Student Financial Services employees watched from the windows as roughly 100 students congregated outside their building Thursday afternoon for a “speak-out,” in which student activists called yet again for the administration to eliminate the student effort, a yearly sum that students on financial aid must contribute to their educations.

The event was organized by Students Unite Now, the same organization that launched a website on Monday featuring a report criticizing Yale for its failure to eliminate the student effort, as well as over 100 emotionally charged student testimonies about the hardships the student effort has created for them. The website,, received 12 endorsements from various campus groups. At the speak-out, around 20 students took turns over the course of an hour describing to the whole group their struggles with the financial aid expectation. Among the attendees was Director of Financial Aid Caesar Storlazzi, who arrived around 15 minutes before the event ended.

“There is rage here,” Jesús Gutiérrez ’16, an organizer for SUN, said in a closing statement. “The [student effort] is the policy that has been creating all these experiences, and we are actually in front of the place that is keeping it that way.”

Students reiterated challenges that have repeatedly been raised in relation to the student effort, including on SUN’s website and at a December town hall forum where Storlazzi and Dean of Undergraduate Admissions Jeremiah Quinlan announced that the student effort would drop for all students starting the next academic year. The protesters’ main objections lay in the charge that there are “two Yales” — one for students who receive financial aid and one for those who do not — and that the contribution reinforces inequality along class lines. The student effort, currently set at $6,400 per year, limits extracurricular and summertime opportunities for students, as well as puts additional strain on their academic performance, students said. Next year, the summer portion of the student effort will drop from $3,050 to $1,700 for students with the highest need and to $2,600 for all other students on financial aid.

In a speech, Matthew Massie ’17 contended that Yale’s financial aid policy actively harms low-income students who come from weaker secondary-school backgrounds, as the financial contribution expected of them can take away from time they would otherwise spend studying. Furthermore, the student effort has prevented Massie from becoming more involved with extracurricular activities on campus, he said.

“[Coming to Yale] was a step up that I was not totally prepared for,” Massie said. “Yale fails to give us the resources for this and makes it as hard as possible to make this stuff up.”

Speakers also raised other issues, including access to mental health resources and the difficulty of obtaining on-campus jobs, which are guaranteed to students receiving financial aid but some of which are highly sought-after and turn down many applicants. In December, Next Yale — a coalition of activist groups on campus — submitted a list of demands to University President Peter Salovey that included better mental health resources specifically for minority students.
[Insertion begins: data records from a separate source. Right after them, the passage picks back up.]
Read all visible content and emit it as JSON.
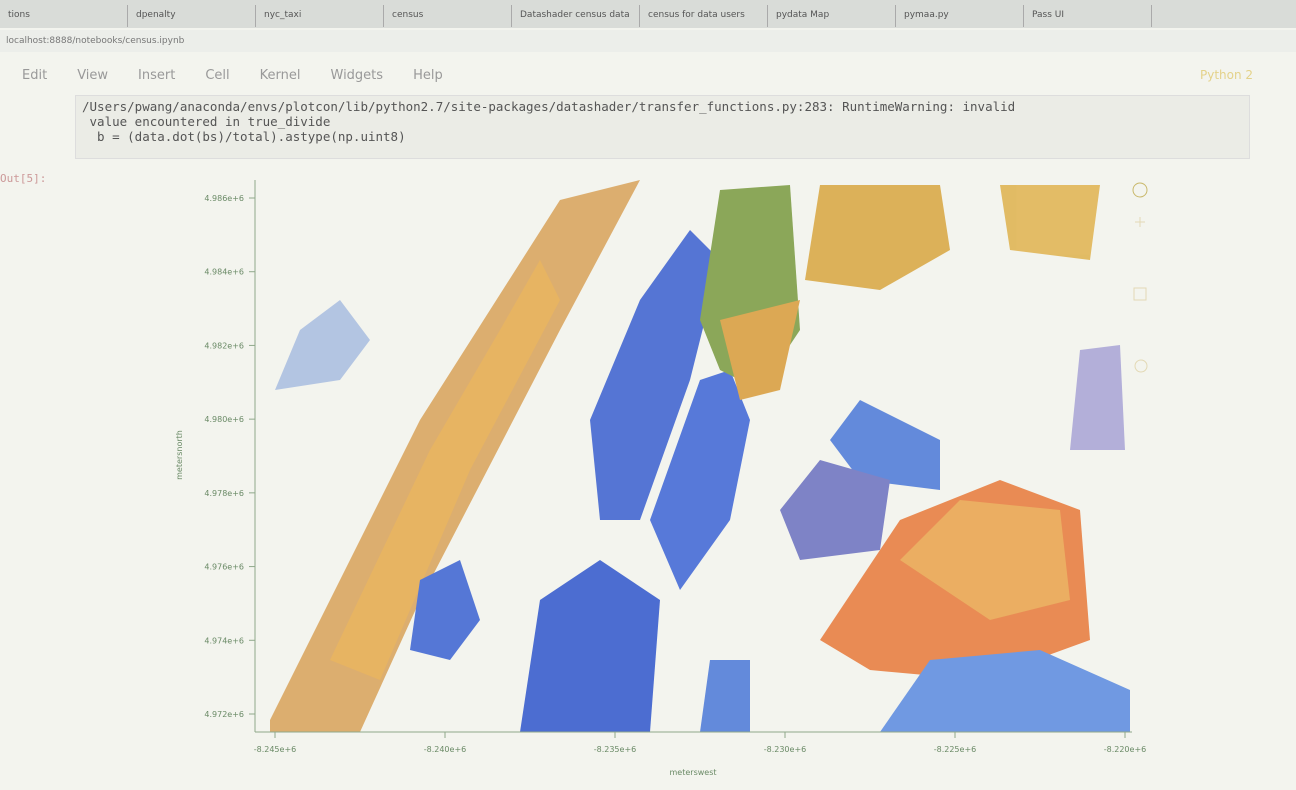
{
  "browser": {
    "tabs": [
      "tions",
      "dpenalty",
      "nyc_taxi",
      "census",
      "Datashader census data",
      "census for data users",
      "pydata Map",
      "pymaa.py",
      "Pass UI"
    ],
    "url": "localhost:8888/notebooks/census.ipynb"
  },
  "menu": [
    "Edit",
    "View",
    "Insert",
    "Cell",
    "Kernel",
    "Widgets",
    "Help"
  ],
  "kernel": "Python 2",
  "warning": [
    "/Users/pwang/anaconda/envs/plotcon/lib/python2.7/site-packages/datashader/transfer_functions.py:283: RuntimeWarning: invalid",
    " value encountered in true_divide",
    "  b = (data.dot(bs)/total).astype(np.uint8)"
  ],
  "output_prompt": "Out[5]:",
  "plot": {
    "yticks": [
      "4.986e+6",
      "4.984e+6",
      "4.982e+6",
      "4.980e+6",
      "4.978e+6",
      "4.976e+6",
      "4.974e+6",
      "4.972e+6"
    ],
    "xticks": [
      "-8.245e+6",
      "-8.240e+6",
      "-8.235e+6",
      "-8.230e+6",
      "-8.225e+6",
      "-8.220e+6"
    ],
    "xlabel": "meterswest",
    "ylabel": "metersnorth"
  }
}
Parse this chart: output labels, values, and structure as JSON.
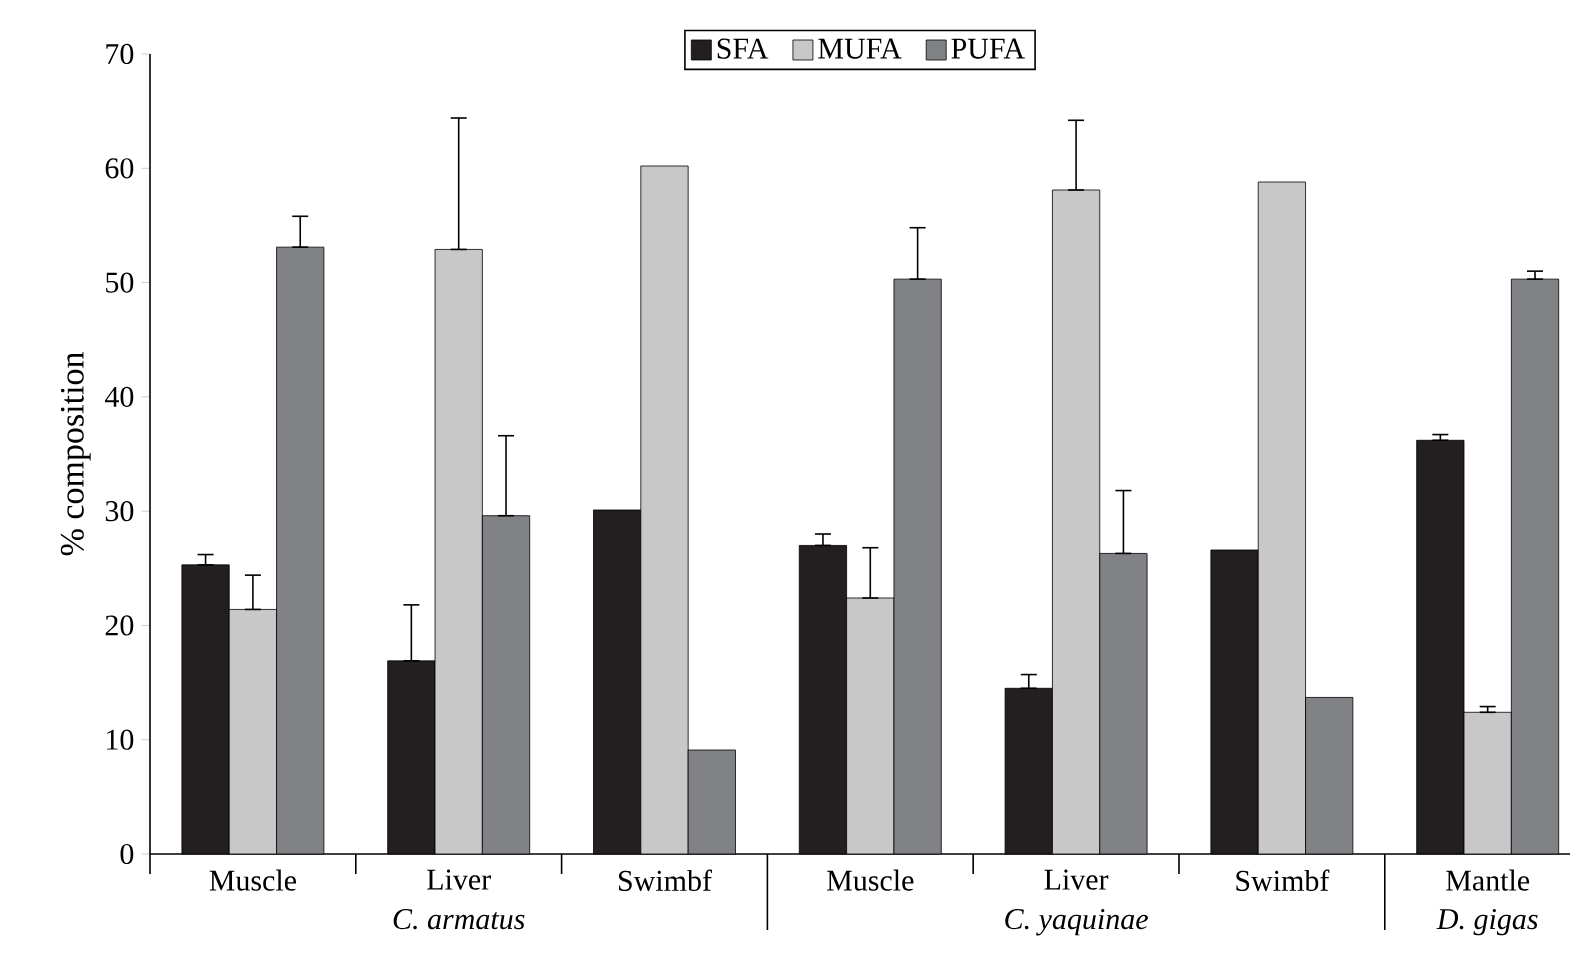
{
  "chart_data": {
    "type": "bar",
    "ylabel": "% composition",
    "categories": [
      "Muscle",
      "Liver",
      "Swimbf",
      "Muscle",
      "Liver",
      "Swimbf",
      "Mantle"
    ],
    "series": [
      {
        "name": "SFA",
        "color": "#231f20",
        "values": [
          25.3,
          16.9,
          30.1,
          27.0,
          14.5,
          26.6,
          36.2
        ],
        "errors": [
          [
            25.3,
            26.2
          ],
          [
            16.9,
            21.8
          ],
          null,
          [
            27.0,
            28.0
          ],
          [
            14.5,
            15.7
          ],
          null,
          [
            36.2,
            36.7
          ]
        ]
      },
      {
        "name": "MUFA",
        "color": "#c8c8c8",
        "values": [
          21.4,
          52.9,
          60.2,
          22.4,
          58.1,
          58.8,
          12.4
        ],
        "errors": [
          [
            21.4,
            24.4
          ],
          [
            52.9,
            64.4
          ],
          null,
          [
            22.4,
            26.8
          ],
          [
            58.1,
            64.2
          ],
          null,
          [
            12.4,
            12.9
          ]
        ]
      },
      {
        "name": "PUFA",
        "color": "#808285",
        "values": [
          53.1,
          29.6,
          9.1,
          50.3,
          26.3,
          13.7,
          50.3
        ],
        "errors": [
          [
            53.1,
            55.8
          ],
          [
            29.6,
            36.6
          ],
          null,
          [
            50.3,
            54.8
          ],
          [
            26.3,
            31.8
          ],
          null,
          [
            50.3,
            51.0
          ]
        ]
      }
    ],
    "annotations": [
      "C. armatus",
      "C. yaquinae",
      "D. gigas"
    ],
    "ylim": [
      0,
      70
    ],
    "yticks": [
      0,
      10,
      20,
      30,
      40,
      50,
      60,
      70
    ],
    "legend": "top",
    "grid": false
  }
}
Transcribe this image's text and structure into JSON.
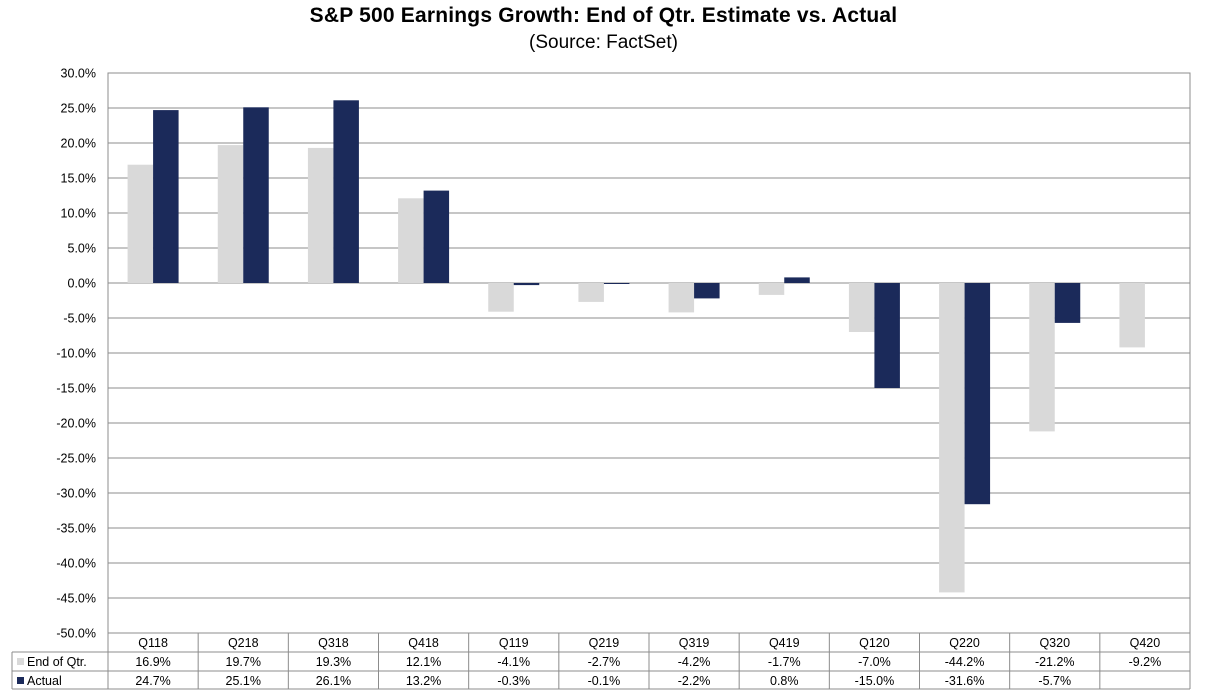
{
  "chart_data": {
    "type": "bar",
    "title": "S&P 500 Earnings Growth: End of Qtr. Estimate vs. Actual",
    "subtitle": "(Source: FactSet)",
    "categories": [
      "Q118",
      "Q218",
      "Q318",
      "Q418",
      "Q119",
      "Q219",
      "Q319",
      "Q419",
      "Q120",
      "Q220",
      "Q320",
      "Q420"
    ],
    "series": [
      {
        "name": "End of Qtr.",
        "color": "#d9d9d9",
        "values": [
          16.9,
          19.7,
          19.3,
          12.1,
          -4.1,
          -2.7,
          -4.2,
          -1.7,
          -7.0,
          -44.2,
          -21.2,
          -9.2
        ],
        "labels": [
          "16.9%",
          "19.7%",
          "19.3%",
          "12.1%",
          "-4.1%",
          "-2.7%",
          "-4.2%",
          "-1.7%",
          "-7.0%",
          "-44.2%",
          "-21.2%",
          "-9.2%"
        ]
      },
      {
        "name": "Actual",
        "color": "#1b2a5a",
        "values": [
          24.7,
          25.1,
          26.1,
          13.2,
          -0.3,
          -0.1,
          -2.2,
          0.8,
          -15.0,
          -31.6,
          -5.7,
          null
        ],
        "labels": [
          "24.7%",
          "25.1%",
          "26.1%",
          "13.2%",
          "-0.3%",
          "-0.1%",
          "-2.2%",
          "0.8%",
          "-15.0%",
          "-31.6%",
          "-5.7%",
          ""
        ]
      }
    ],
    "ylim": [
      -50,
      30
    ],
    "ystep": 5,
    "ytick_labels": [
      "30.0%",
      "25.0%",
      "20.0%",
      "15.0%",
      "10.0%",
      "5.0%",
      "0.0%",
      "-5.0%",
      "-10.0%",
      "-15.0%",
      "-20.0%",
      "-25.0%",
      "-30.0%",
      "-35.0%",
      "-40.0%",
      "-45.0%",
      "-50.0%"
    ],
    "grid": true,
    "legend": "data-table"
  }
}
Gutiérrez told the News that the event came together as a result of conversations among students about the negative effects of the student effort. While these discussions have been happening for the past four years, he said, there is now an unprecedented level of consensus on campus that the student effort needs to be abolished entirely. The last time SUN staged a large-scale event about financial aid was March 2015, when around 100 students gathered in front of Woodbridge Hall to share their stories and to deliver a petition with over 1,000 signatures to University administrators.

Storlazzi, who listened to final speeches from the entrance of SFS but did not address the crowd, said no one from SUN had contacted his office to discuss the financial aid policies, adding that he did not know beforehand that the speak-out was going to happen.

“We always want to hear stories that our students tell,” Storlazzi told the News after the event. “I’m so grateful that Yale is a place that allows this kind of congregation and open speech.”

Gutiérrez and Storlazzi spoke briefly after the event, but the two did not discuss a potential meeting in the future to continue the dialogue about the student effort, according to Gutiérrez.